7La démocratisation camerounaise, même modelée par les calculs d’éternisation gouvernante du régime du Renouveau national et du président Biya, a donné lieu, surtout entre 1990 et 1993, à un « droit de la transition démocratique [19] ». C’est à travers ce droit que sont consacrées et aménagées les normes et les institutions de la démocratisation camerounaise, permettant l’adoption des lois sur les libertés en décembre 1990 et l’autorisation renouvelée du multipartisme à partir de janvier 1991. C’est sur la base de cette infrastructure normative et institutionnelle que s’est opéré « l’ajustement du système de domination politique [20] » à travers l’institutionnalisation de cycles politico-électoraux basés sur l’engagement concurrentiel de différentes formations politiques (mars 1992, octobre 1992, janvier 1997, mai 1997, octobre 1997, mai-juin 2002, octobre 2004, mai-juin 2007, octobre 2011, avril 2013, septembre 2013). Le système politique camerounais, jusque-là fondé sur la monopolisation de l’accès aux mobilisations électorales par le parti officiel RDPC, s’est ouvert à la compétition libérale.

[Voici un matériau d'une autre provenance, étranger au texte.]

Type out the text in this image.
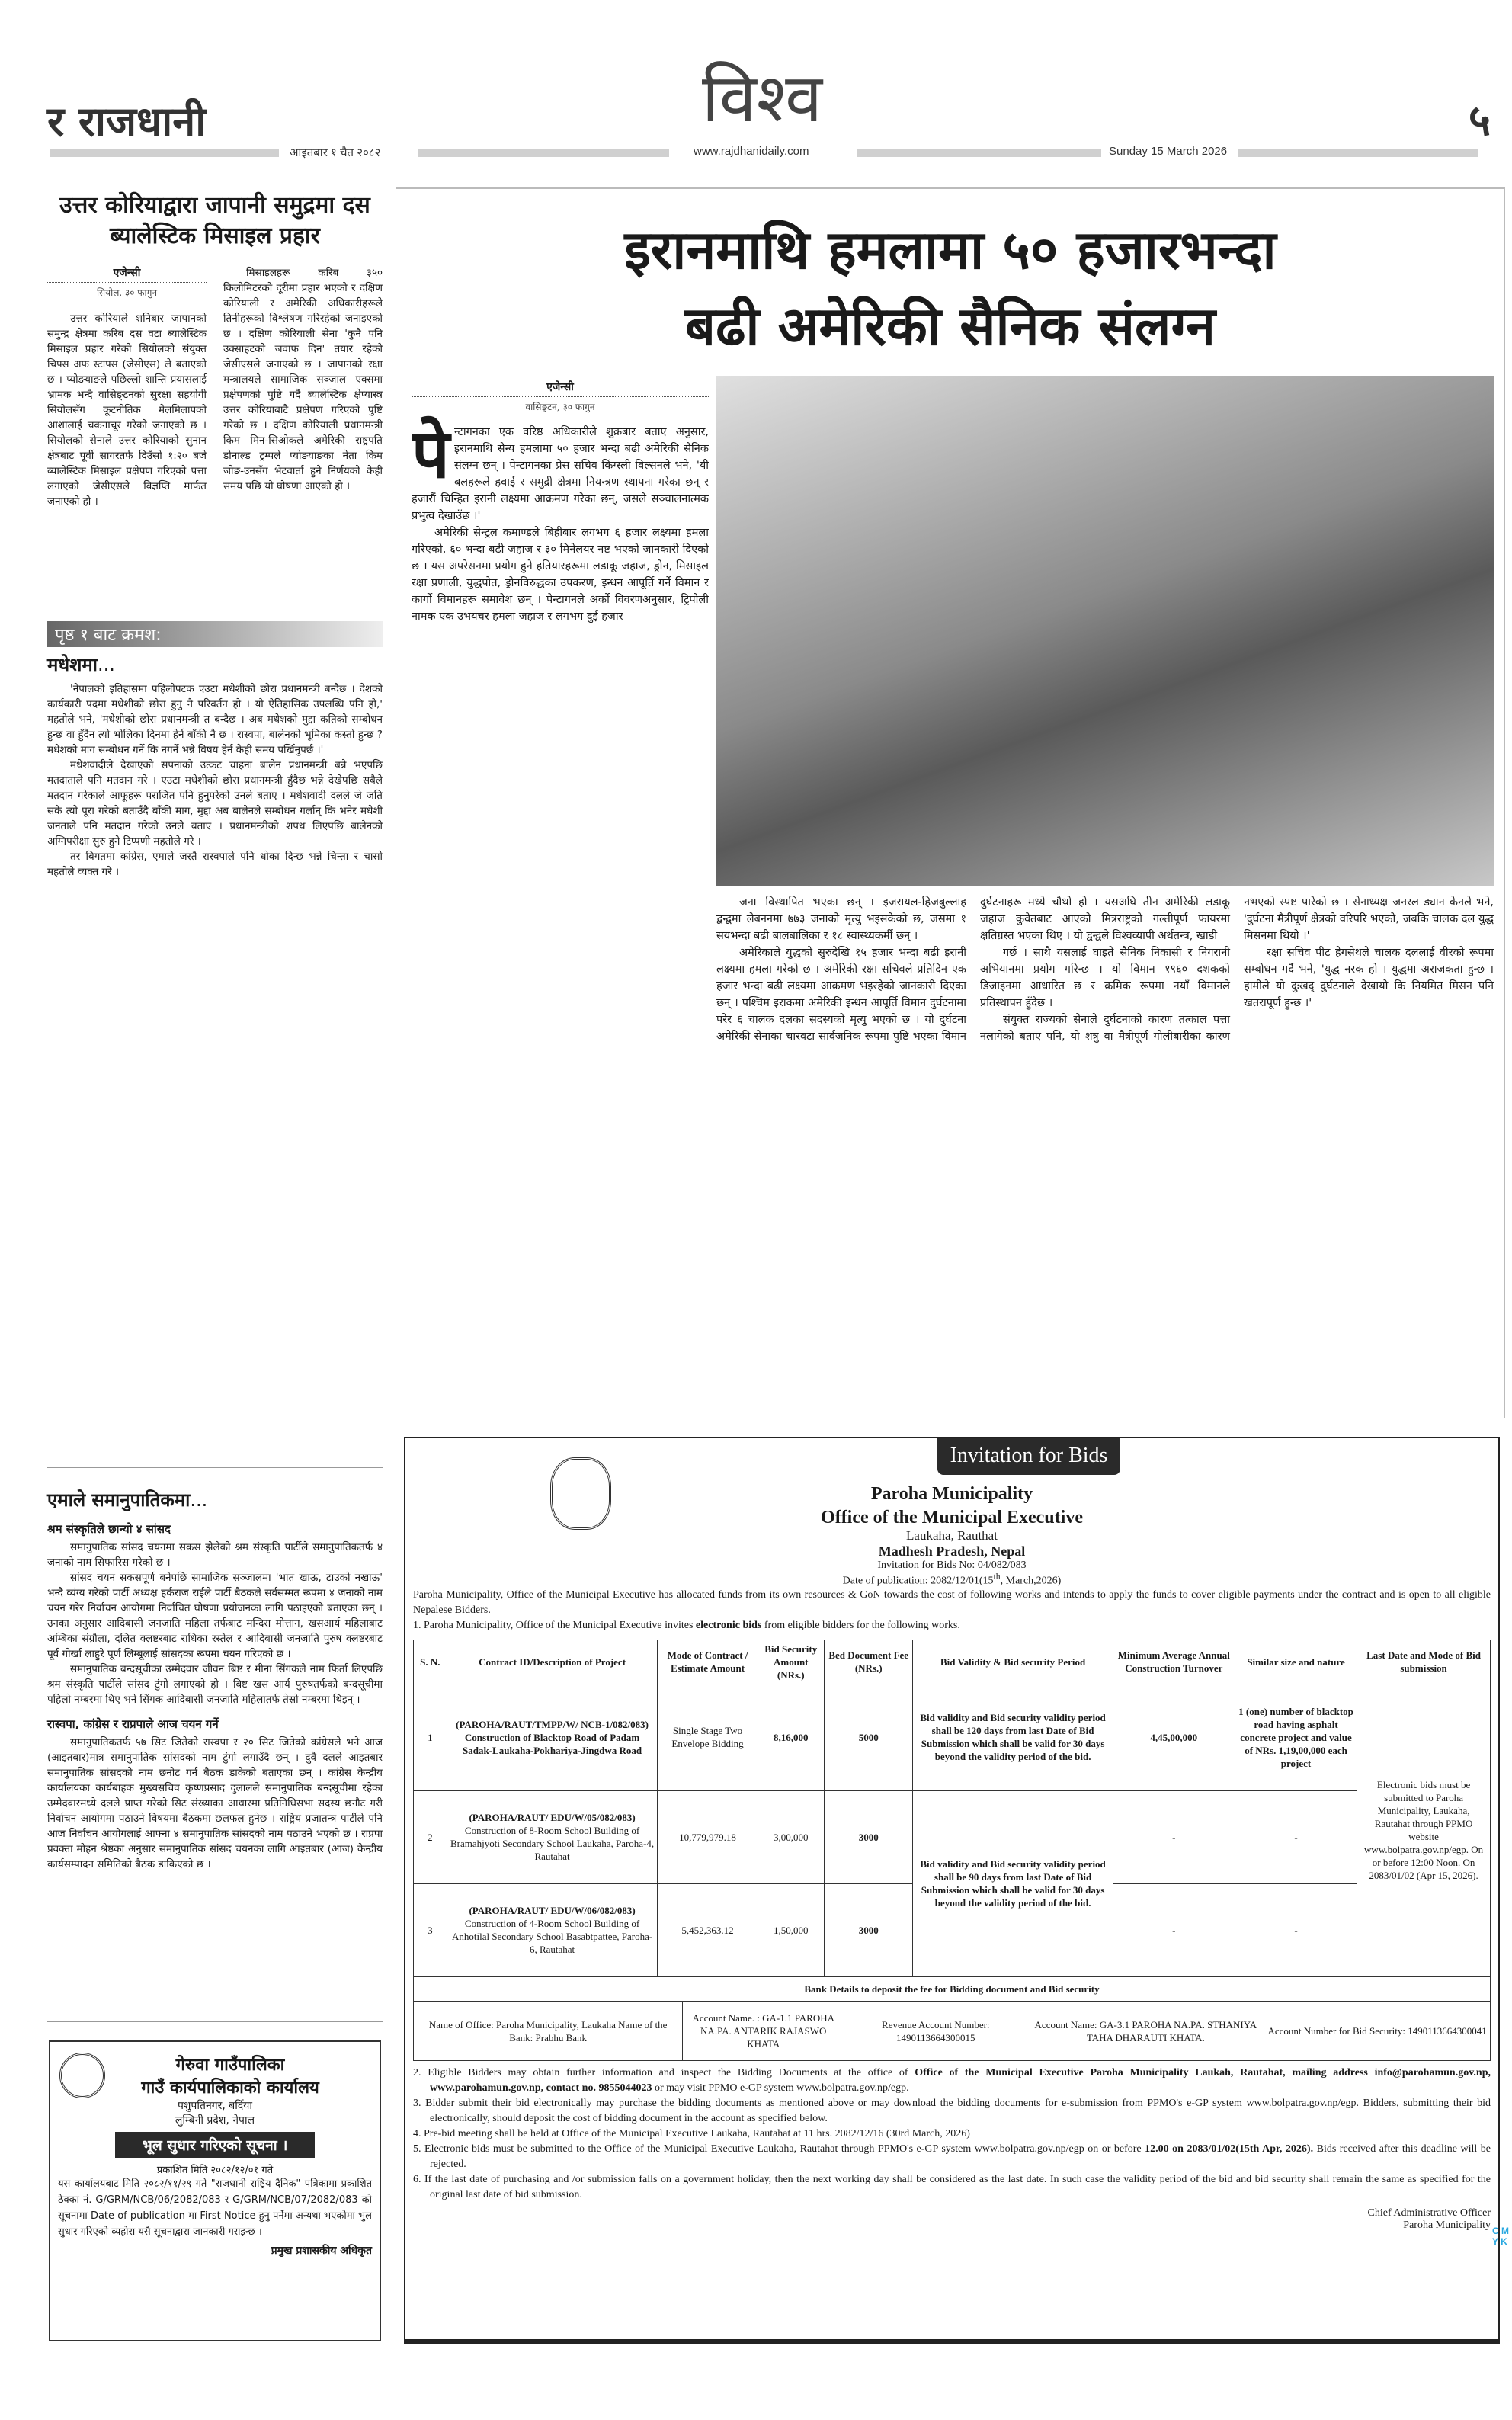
र राजधानी
आइतबार १ चैत २०८२
विश्व
www.rajdhanidaily.com	Sunday 15 March 2026
५
उत्तर कोरियाद्वारा जापानी समुद्रमा दस ब्यालेस्टिक मिसाइल प्रहार
एजेन्सी
सियोल, ३० फागुन

उत्तर कोरियाले शनिबार जापानको समुन्द्र क्षेत्रमा करिब दस वटा ब्यालेस्टिक मिसाइल प्रहार गरेको सियोलको संयुक्त चिफ्स अफ स्टाफ्स (जेसीएस) ले बताएको छ । प्योङयाङले पछिल्लो शान्ति प्रयासलाई भ्रामक भन्दै वासिङ्टनको सुरक्षा सहयोगी सियोलसँग कूटनीतिक मेलमिलापको आशालाई चकनाचूर गरेको जनाएको छ । सियोलको सेनाले उत्तर कोरियाको सुनान क्षेत्रबाट पूर्वी सागरतर्फ दिउँसो १:२० बजे ब्यालेस्टिक मिसाइल प्रक्षेपण गरिएको पत्ता लगाएको जेसीएसले विज्ञप्ति मार्फत जनाएको हो ।

मिसाइलहरू करिब ३५० किलोमिटरको दूरीमा प्रहार भएको र दक्षिण कोरियाली र अमेरिकी अधिकारीहरूले तिनीहरूको विश्लेषण गरिरहेको जनाइएको छ । दक्षिण कोरियाली सेना 'कुनै पनि उक्साहटको जवाफ दिन' तयार रहेको जेसीएसले जनाएको छ । जापानको रक्षा मन्त्रालयले सामाजिक सञ्जाल एक्समा प्रक्षेपणको पुष्टि गर्दै ब्यालेस्टिक क्षेप्यास्त्र उत्तर कोरियाबाटै प्रक्षेपण गरिएको पुष्टि गरेको छ । दक्षिण कोरियाली प्रधानमन्त्री किम मिन-सिओकले अमेरिकी राष्ट्रपति डोनाल्ड ट्रम्पले प्योङयाङका नेता किम जोङ-उनसँग भेटवार्ता हुने निर्णयको केही समय पछि यो घोषणा आएको हो ।

पृष्ठ १ बाट क्रमश:
मधेशमा...

'नेपालको इतिहासमा पहिलोपटक एउटा मधेशीको छोरा प्रधानमन्त्री बन्दैछ । देशको कार्यकारी पदमा मधेशीको छोरा हुनु नै परिवर्तन हो । यो ऐतिहासिक उपलब्धि पनि हो,' महतोले भने, 'मधेशीको छोरा प्रधानमन्त्री त बन्दैछ । अब मधेशको मुद्दा कतिको सम्बोधन हुन्छ वा हुँदैन त्यो भोलिका दिनमा हेर्न बाँकी नै छ । रास्वपा, बालेनको भूमिका कस्तो हुन्छ ? मधेशको माग सम्बोधन गर्ने कि नगर्ने भन्ने विषय हेर्न केही समय पर्खिनुपर्छ ।'

मधेशवादीले देखाएको सपनाको उत्कट चाहना बालेन प्रधानमन्त्री बन्ने भएपछि मतदाताले पनि मतदान गरे । एउटा मधेशीको छोरा प्रधानमन्त्री हुँदैछ भन्ने देखेपछि सबैले मतदान गरेकाले आफूहरू पराजित पनि हुनुपरेको उनले बताए । मधेशवादी दलले जे जति सके त्यो पूरा गरेको बताउँदै बाँकी माग, मुद्दा अब बालेनले सम्बोधन गर्लान् कि भनेर मधेशी जनताले पनि मतदान गरेको उनले बताए । प्रधानमन्त्रीको शपथ लिएपछि बालेनको अग्निपरीक्षा सुरु हुने टिप्पणी महतोले गरे ।

तर बिगतमा कांग्रेस, एमाले जस्तै रास्वपाले पनि धोका दिन्छ भन्ने चिन्ता र चासो महतोले व्यक्त गरे ।

एमाले समानुपातिकमा...
श्रम संस्कृतिले छान्यो ४ सांसद

समानुपातिक सांसद चयनमा सकस झेलेको श्रम संस्कृति पार्टीले समानुपातिकतर्फ ४ जनाको नाम सिफारिस गरेको छ ।

सांसद चयन सकसपूर्ण बनेपछि सामाजिक सञ्जालमा 'भात खाऊ, टाउको नखाऊ' भन्दै व्यंग्य गरेको पार्टी अध्यक्ष हर्कराज राईले पार्टी बैठकले सर्वसम्मत रूपमा ४ जनाको नाम चयन गरेर निर्वाचन आयोगमा निर्वाचित घोषणा प्रयोजनका लागि पठाइएको बताएका छन् । उनका अनुसार आदिबासी जनजाति महिला तर्फबाट मन्दिरा मोत्तान, खसआर्य महिलाबाट अम्बिका संग्रौला, दलित क्लष्टरबाट राधिका रस्तेल र आदिबासी जनजाति पुरुष क्लष्टरबाट पूर्व गोर्खा लाहुरे पूर्ण लिम्बूलाई सांसदका रूपमा चयन गरिएको छ ।

समानुपातिक बन्दसूचीका उम्मेदवार जीवन बिष्ट र मीना सिंगकले नाम फिर्ता लिएपछि श्रम संस्कृति पार्टीले सांसद टुंगो लगाएको हो । बिष्ट खस आर्य पुरुषतर्फको बन्दसूचीमा पहिलो नम्बरमा थिए भने सिंगक आदिबासी जनजाति महिलातर्फ तेस्रो नम्बरमा थिइन् ।

रास्वपा, कांग्रेस र राप्रपाले आज चयन गर्ने

समानुपातिकतर्फ ५७ सिट जितेको रास्वपा र २० सिट जितेको कांग्रेसले भने आज (आइतबार)मात्र समानुपातिक सांसदको नाम टुंगो लगाउँदै छन् । दुवै दलले आइतबार समानुपातिक सांसदको नाम छनोट गर्न बैठक डाकेको बताएका छन् । कांग्रेस केन्द्रीय कार्यालयका कार्यबाहक मुख्यसचिव कृष्णप्रसाद दुलालले समानुपातिक बन्दसूचीमा रहेका उम्मेदवारमध्ये दलले प्राप्त गरेको सिट संख्याका आधारमा प्रतिनिधिसभा सदस्य छनौट गरी निर्वाचन आयोगमा पठाउने विषयमा बैठकमा छलफल हुनेछ । राष्ट्रिय प्रजातन्त्र पार्टीले पनि आज निर्वाचन आयोगलाई आफ्ना ४ समानुपातिक सांसदको नाम पठाउने भएको छ । राप्रपा प्रवक्ता मोहन श्रेष्ठका अनुसार समानुपातिक सांसद चयनका लागि आइतबार (आज) केन्द्रीय कार्यसम्पादन समितिको बैठक डाकिएको छ ।

गेरुवा गाउँपालिका
गाउँ कार्यपालिकाको कार्यालय
पशुपतिनगर, बर्दिया
लुम्बिनी प्रदेश, नेपाल
भूल सुधार गरिएको सूचना ।
प्रकाशित मिति २०८२/१२/०१ गते
यस कार्यालयबाट मिति २०८२/११/२९ गते "राजधानी राष्ट्रिय दैनिक" पत्रिकामा प्रकाशित ठेक्का नं. G/GRM/NCB/06/2082/083 र G/GRM/NCB/07/2082/083 को सूचनामा Date of publication मा First Notice हुनु पर्नेमा अन्यथा भएकोमा भुल सुधार गरिएको व्यहोरा यसै सूचनाद्वारा जानकारी गराइन्छ ।
प्रमुख प्रशासकीय अधिकृत
इरानमाथि हमलामा ५० हजारभन्दा
बढी अमेरिकी सैनिक संलग्न
एजेन्सी
वासिङ्टन, ३० फागुन
पे न्टागनका एक वरिष्ठ अधिकारीले शुक्रबार बताए अनुसार, इरानमाथि सैन्य हमलामा ५० हजार भन्दा बढी अमेरिकी सैनिक संलग्न छन् । पेन्टागनका प्रेस सचिव किंग्स्ली विल्सनले भने, 'यी बलहरूले हवाई र समुद्री क्षेत्रमा नियन्त्रण स्थापना गरेका छन् र हजारौं चिन्हित इरानी लक्ष्यमा आक्रमण गरेका छन्, जसले सञ्चालनात्मक प्रभुत्व देखाउँछ ।'

अमेरिकी सेन्ट्रल कमाण्डले बिहीबार लगभग ६ हजार लक्ष्यमा हमला गरिएको, ६० भन्दा बढी जहाज र ३० मिनेलयर नष्ट भएको जानकारी दिएको छ । यस अपरेसनमा प्रयोग हुने हतियारहरूमा लडाकू जहाज, ड्रोन, मिसाइल रक्षा प्रणाली, युद्धपोत, ड्रोनविरुद्धका उपकरण, इन्धन आपूर्ति गर्ने विमान र कार्गो विमानहरू समावेश छन् । पेन्टागनले अर्को विवरणअनुसार, ट्रिपोली नामक एक उभयचर हमला जहाज र लगभग दुई हजार

जना विस्थापित भएका छन् । इजरायल-हिजबुल्लाह द्वन्द्वमा लेबननमा ७७३ जनाको मृत्यु भइसकेको छ, जसमा १ सयभन्दा बढी बालबालिका र १८ स्वास्थ्यकर्मी छन् ।

अमेरिकाले युद्धको सुरुदेखि १५ हजार भन्दा बढी इरानी लक्ष्यमा हमला गरेको छ । अमेरिकी रक्षा सचिवले प्रतिदिन एक हजार भन्दा बढी लक्ष्यमा आक्रमण भइरहेको जानकारी दिएका छन् । पश्चिम इराकमा अमेरिकी इन्धन आपूर्ति विमान दुर्घटनामा परेर ६ चालक दलका सदस्यको मृत्यु भएको छ । यो दुर्घटना अमेरिकी सेनाका चारवटा सार्वजनिक रूपमा पुष्टि भएका विमान दुर्घटनाहरू मध्ये चौथो हो । यसअघि तीन अमेरिकी लडाकू जहाज कुवेतबाट आएको मित्रराष्ट्रको गल्तीपूर्ण फायरमा क्षतिग्रस्त भएका थिए । यो द्वन्द्वले विश्वव्यापी अर्थतन्त्र, खाडी

गर्छ । साथै यसलाई घाइते सैनिक निकासी र निगरानी अभियानमा प्रयोग गरिन्छ । यो विमान १९६० दशकको डिजाइनमा आधारित छ र क्रमिक रूपमा नयाँ विमानले प्रतिस्थापन हुँदैछ ।

संयुक्त राज्यको सेनाले दुर्घटनाको कारण तत्काल पत्ता नलागेको बताए पनि, यो शत्रु वा मैत्रीपूर्ण गोलीबारीका कारण नभएको स्पष्ट पारेको छ । सेनाध्यक्ष जनरल ड्यान केनले भने, 'दुर्घटना मैत्रीपूर्ण क्षेत्रको वरिपरि भएको, जबकि चालक दल युद्ध मिसनमा थियो ।'

रक्षा सचिव पीट हेगसेथले चालक दललाई वीरको रूपमा सम्बोधन गर्दै भने, 'युद्ध नरक हो । युद्धमा अराजकता हुन्छ । हामीले यो दुःखद् दुर्घटनाले देखायो कि नियमित मिसन पनि खतरापूर्ण हुन्छ ।'

Invitation for Bids
Paroha Municipality
Office of the Municipal Executive
Laukaha, Rauthat
Madhesh Pradesh, Nepal
Invitation for Bids No: 04/082/083
Date of publication: 2082/12/01(15th, March,2026)
Paroha Municipality, Office of the Municipal Executive has allocated funds from its own resources & GoN towards the cost of following works and intends to apply the funds to cover eligible payments under the contract and is open to all eligible Nepalese Bidders.
1. Paroha Municipality, Office of the Municipal Executive invites electronic bids from eligible bidders for the following works.
S. N.	Contract ID/Description of Project	Mode of Contract / Estimate Amount	Bid Security Amount (NRs.)	Bed Document Fee (NRs.)	Bid Validity & Bid security Period	Minimum Average Annual Construction Turnover	Similar size and nature	Last Date and Mode of Bid submission
1	(PAROHA/RAUT/TMPP/W/ NCB-1/082/083)
Construction of Blacktop Road of Padam Sadak-Laukaha-Pokhariya-Jingdwa Road	Single Stage Two Envelope Bidding	8,16,000	5000	Bid validity and Bid security validity period shall be 120 days from last Date of Bid Submission which shall be valid for 30 days beyond the validity period of the bid.	4,45,00,000	1 (one) number of blacktop road having asphalt concrete project and value of NRs. 1,19,00,000 each project	Electronic bids must be submitted to Paroha Municipality, Laukaha, Rautahat through PPMO website www.bolpatra.gov.np/egp. On or before 12:00 Noon. On 2083/01/02 (Apr 15, 2026).
2	(PAROHA/RAUT/ EDU/W/05/082/083)
Construction of 8-Room School Building of Bramahjyoti Secondary School Laukaha, Paroha-4, Rautahat	10,779,979.18	3,00,000	3000	Bid validity and Bid security validity period shall be 90 days from last Date of Bid Submission which shall be valid for 30 days beyond the validity period of the bid.	-	-	
3	(PAROHA/RAUT/ EDU/W/06/082/083)
Construction of 4-Room School Building of Anhotilal Secondary School Basabtpattee, Paroha-6, Rautahat	5,452,363.12	1,50,000	3000		-	-	
Bank Details to deposit the fee for Bidding document and Bid security
Name of Office: Paroha Municipality, Laukaha Name of the Bank: Prabhu Bank	Account Name. : GA-1.1 PAROHA NA.PA. ANTARIK RAJASWO KHATA	Revenue Account Number: 1490113664300015	Account Name: GA-3.1 PAROHA NA.PA. STHANIYA TAHA DHARAUTI KHATA.	Account Number for Bid Security: 1490113664300041
2. Eligible Bidders may obtain further information and inspect the Bidding Documents at the office of Office of the Municipal Executive Paroha Municipality Laukah, Rautahat, mailing address info@parohamun.gov.np, www.parohamun.gov.np, contact no. 9855044023 or may visit PPMO e-GP system www.bolpatra.gov.np/egp.
3. Bidder submit their bid electronically may purchase the bidding documents as mentioned above or may download the bidding documents for e-submission from PPMO's e-GP system www.bolpatra.gov.np/egp. Bidders, submitting their bid electronically, should deposit the cost of bidding document in the account as specified below.
4. Pre-bid meeting shall be held at Office of the Municipal Executive Laukaha, Rautahat at 11 hrs. 2082/12/16 (30rd March, 2026)
5. Electronic bids must be submitted to the Office of the Municipal Executive Laukaha, Rautahat through PPMO's e-GP system www.bolpatra.gov.np/egp on or before 12.00 on 2083/01/02(15th Apr, 2026). Bids received after this deadline will be rejected.
6. If the last date of purchasing and /or submission falls on a government holiday, then the next working day shall be considered as the last date. In such case the validity period of the bid and bid security shall remain the same as specified for the original last date of bid submission.
Chief Administrative Officer
Paroha Municipality C M Y K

8Entre les années 1990 et 2010, différentes occasions politico-institutionnelles ont ouvert des opportunités pour une « relève totale par l’élection d’un nouveau gouvernement ou d’un nouveau parti à la faveur d’un processus électoral [21] ». C’est sur le socle normatif et institutionnel qui se construit depuis les années 1990 que s’est installé un système politique faisant apparaître, aux côtés du RDPC, d’autres formations politiques telles que le Social Democratic Front (SDF) dirigé par Ni John Fru Ndi, l’Union nationale pour la démocratie et le progrès (UNDP), d’abord conduite par Samuel Eboua, puis depuis 1991 par Maïgari Bello Bouba, ou l’Union démocratique camerounaise (UDC) dirigée depuis 1991 par Adamou Ndam Njoya. La dynamique de démocratisation ouverte sous le contrôle du régime du Renouveau national va donner lieu, compte tenu de la pression forte des groupes d’opposition et de la contestation, à une entreprise de révision constitutionnelle concrétisée avec la Constitution du 18 janvier 1996 s’inscrivant dans « un droit formellement démocratique [22] ». La démarche de mobilisation du droit à des fins de libéralisation et de démo-cratisation de l’espace politique et social camerounais a relativement desserré les contraintes normatives et institutionnelles associées à l’héritage de l’ordre politique organisé préalablement (entre 1966 et 1990) sous une forme monopoliste et autoritaire.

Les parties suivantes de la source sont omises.